Aber schon im Verlauf des Tages gab es Zweifel an den Chancen des Plans. In einer Pressekonferenz erklärten vier republikanische Senatoren, sie würden dem Kompromissvorschlag nicht zustimmen, solange sie keine Garantie hätten, dass diese Fassung nicht zum Gesetz werde. Es sei immer nur als Vehikel gedacht gewesen, erklärten Lindsey Graham und McCain. Graham votierte letztlich doch dafür, McCain stellte sich dagegen. Seine Stimme war wohl die entscheidende. Bei den beiden anderen Abweichlerinnen Lisa Murkowski und Susan Collins war im Vorfeld mit einem Nein gerechnet worden.
Den Senatorinnen aus Alaska und Maine gingen schon in den vergangenen Wochen andere Entwürfe zur Abschaffung von „Obamacare“ zu weit. Sie fürchteten zu große Konsequenzen für die Menschen in ihren Bundesstaaten. An dem gestrigen Entwurf störte sie, dass er Gelder für „Planned Parenthood“ blockiert hätte. Diese Organisation ist in vielen ländlichen Gebieten ein wichtiger Anbieter von medizinischen Diensten.
Der Abstimmung war eine lange und zähe Debatte vorausgegangen. Die Demokraten beklagten in einer Vielzahl von Äußerungen mangelnde Transparenz und ein zutiefst undemokratisches Gebaren – dabei gehe es doch um das Schicksal von Millionen Menschen. Vor dem Kongress kam es zu Protesten.

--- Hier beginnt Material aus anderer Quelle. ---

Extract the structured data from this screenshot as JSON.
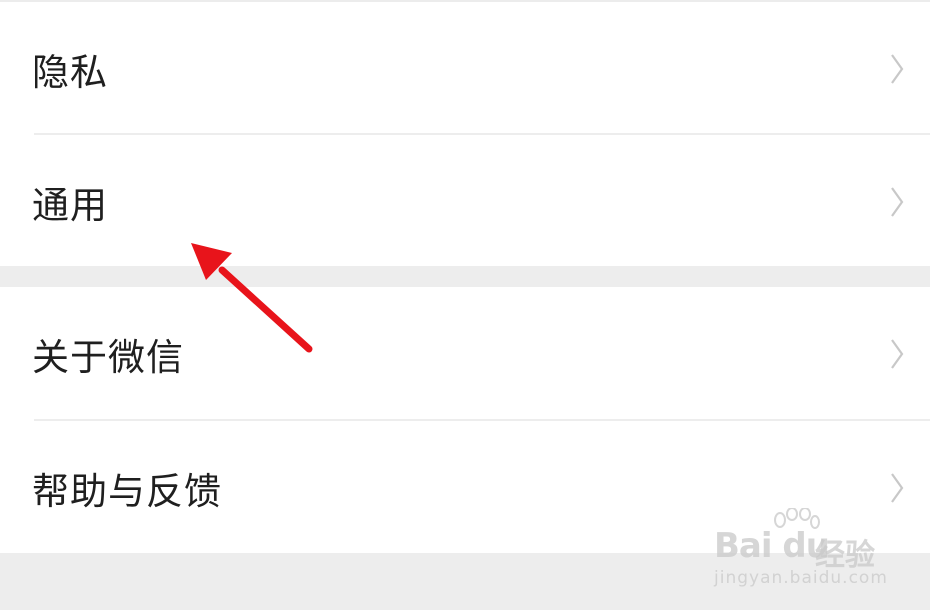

Die Pläne der Republikaner hätte für Millionen von US-Bürgern den Verlust ihres Versicherungsschutzes bedeutet – nach Schätzungen des parteiunabhängigen Rechnungshofes des Kongresses wären 32 Millionen Menschen betroffen gewesen. Trump hatte im Wahlkampf das Aus für „Obamacare“ versprochen, da er das System für zu teuer hält. Den Republikanern ist es bisher aber nicht gelungen, sich auf eine Reform zu einigen.